Papst-Besuch im Irak soll Stellung der Christen stärken

Papst-Besuch im Irak soll Stellung der Christen stärken

Der Besuch von Papst Franziskus im Irak Anfang März weckt Hoffnungen unter den dort lebenden Christen auf eine Verbesserung ihrer Stellung im Land. "Wir hoffen, dass der Besuch im Land die Wahrnehmung dafür schärfen wird, dass es Christen im Irak gibt. Der Respekt für diesen Teil des irakischen Volkes wird wachsen", sagte der chaldäisch-katholische Erzbischof von Erbil, Bashar Warda, laut Mitteilung des päpstlichen Hilfswerk "Kirche in Not" am Freitag eine Woche vor dem geplanten Irak-Besuch des katholischen Kirchenoberhaupts.

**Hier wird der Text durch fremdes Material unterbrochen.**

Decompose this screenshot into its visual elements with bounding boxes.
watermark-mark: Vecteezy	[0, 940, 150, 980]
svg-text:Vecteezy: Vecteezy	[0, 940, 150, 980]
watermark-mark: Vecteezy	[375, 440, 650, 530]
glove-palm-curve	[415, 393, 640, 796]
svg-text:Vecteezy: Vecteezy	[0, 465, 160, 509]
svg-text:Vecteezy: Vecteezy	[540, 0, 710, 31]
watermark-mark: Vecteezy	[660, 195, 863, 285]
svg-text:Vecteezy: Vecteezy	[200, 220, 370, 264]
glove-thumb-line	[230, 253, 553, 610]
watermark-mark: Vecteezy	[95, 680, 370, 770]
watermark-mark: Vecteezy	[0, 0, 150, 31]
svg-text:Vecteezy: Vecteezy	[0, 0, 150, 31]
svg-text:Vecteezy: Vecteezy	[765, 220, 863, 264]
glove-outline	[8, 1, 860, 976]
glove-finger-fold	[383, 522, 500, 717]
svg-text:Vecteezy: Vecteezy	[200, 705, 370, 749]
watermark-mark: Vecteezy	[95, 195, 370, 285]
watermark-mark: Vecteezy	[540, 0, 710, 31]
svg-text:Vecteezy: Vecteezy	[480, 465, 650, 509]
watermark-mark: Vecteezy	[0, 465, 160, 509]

Franziskus will trotz der Corona-Pandemie und terroristischer Bedrohungen vom 5. bis 8. März in das vorderasiatische Land reisen und am 7. März Station in Erbil, der Hauptstadt der autonomen Kurdenregion, machen. Noch nie zuvor hat ein katholisches Kirchenoberhaupt den Irak besucht.

"Die Menschen im Irak wissen wenig über uns. Wir hoffen, dass das Bewusstsein dafür zunimmt, dass wir keine Gäste sind, sondern ursprüngliche Einwohner des Landes", sagte Warda. Mehr als 90 Prozent der Menschen im Irak sind Muslime. Christen und Jesiden sind eine sehr kleine religiöse Minderheit.

Vor allem von der Begegnung des Papstes mit dem Oberhaupt der Schiiten im Irak, Großajatollah Ali Al Sistani, erhofft sich der Erzbischof positive Effekte auf das Bild, das schiitische Muslime von Christen hätten. Auch das interreligiöse Treffen in Ur im Südirak sei von großer Bedeutung. "Dass der Papst nach Ur geht, das als die Heimat Abrahams verehrt wird, wird zeigen, dass Juden, Christen und Muslime in Abraham einen gemeinsamen Vater haben", erklärte er.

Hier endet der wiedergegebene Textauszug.